TV on the Radio
Desperate Youth, Blood Thirsty Babes [20th Anniversary Edition]
TOUCH AND GO
Brooklyn 2004 was a magical place and a magical moment—one of the last singular, attitudinal rock scenes in America for four years running by the time its experimental post-punk/pre-ambient R&B favorites TV on the Radio released their debut album, Desperate Youth, Blood Thirsty Babes. Bad Brains and The Isley Brothers having a baby with Low-era Bowie as their doula, and discontent as their natal lyrical axis, was the abstract, dynamics-rich cry that Tunde Adebimpe, Kyp Malone, Dave Sitek, and Jaleel Bunton made (RIP to Gerard Smith, TVotR’s utility member from 2005 until his 2011 passing) through to their 2013 hiatus—and seemingly will again as they hit the road supporting the 20-year anniversary of this debut.
From its opening "The Wrong Way”—Adebimpe’s powerfully emotive, cut-and-paste rant about Black masculinity weighed against the whole of Afroculturism: “Teaching folks the score / About patience, understanding, agape babe / And sweet, sweet amour”—to its hopelessly romantic closing bonus track “You Could Be Love,” Desperate Youth is perfection, a handsomely sculpted album eloquently balanced between the symmetry of contagious songcraft and the utter confounding of its angular, explosive musicality and obtuse wordiness. In its maelstrom’s center is Adebimpe’s big voice and tiny, intricately wound sentiments and thesis statements. Rare is the opportunity for a singer to be a poet-proclaimer without looking like a douchebag, yet here is Adebimpe hollering, “Hey, desperate youth / Oh, blood-thirsty babes / Oh, your guns are pointed the wrong way” like a multi-tracked, 21st century Frederick Douglass against a mass of steel, flutes, and fuzzed-out rhythms.

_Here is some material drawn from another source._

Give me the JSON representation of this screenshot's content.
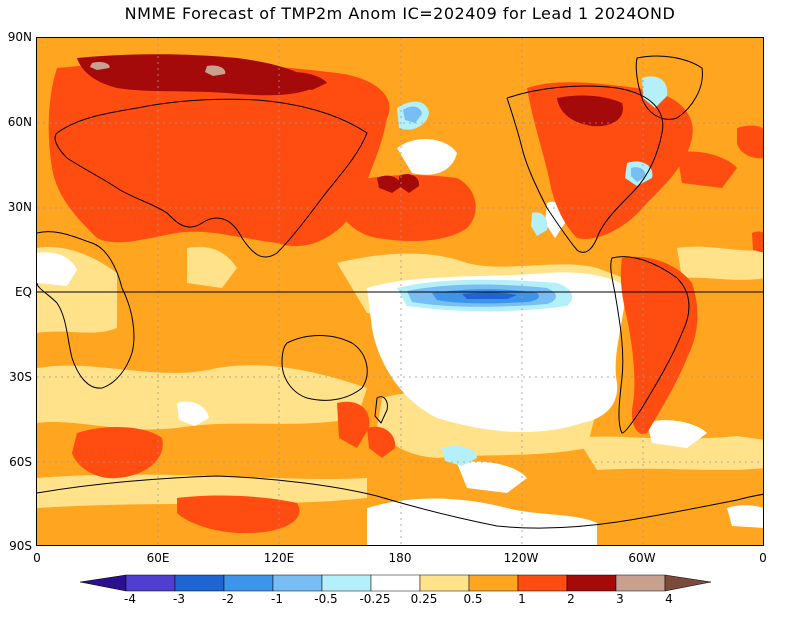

And you don’t get Adebimpe’s vocals without the band’s equally urgent instrumentation and wildly insistent grooves as overheatedly produced by Sitek. Working as one testy, churning combine tied to Sitek’s incendiary sonic vibe, the lyrical desolation that fills “Dreams” and “King Eternal” with the still-fresh horror of post-9/11 NYC informs its moody arrangements. The crushing blight of “Don’t Love You” is as heaving in its forceful instrumentation as it is Adebimpe’s lyrics. Even the raw cuts acting as extras on this 20th anniversary two-LP set—“Final Fantasy,” an early take of what would become the psychedelicized anti-war screed “Bomb Yourself,” a heightened demo version of their ardently anthemic “Staring at the Sun,” and the New Health Rock EP, featuring a cover of Yeah Yeah Yeah’s “Modern Romance”—rip through your speakers, and tug on whatever connects your heart to your soul, then down into your stomach.
Weirder still, I don’t think Touch and Go touched this modern-day classic one bit: Desperate Youth, Blood Thirsty Babes sounded this good then, as it does now.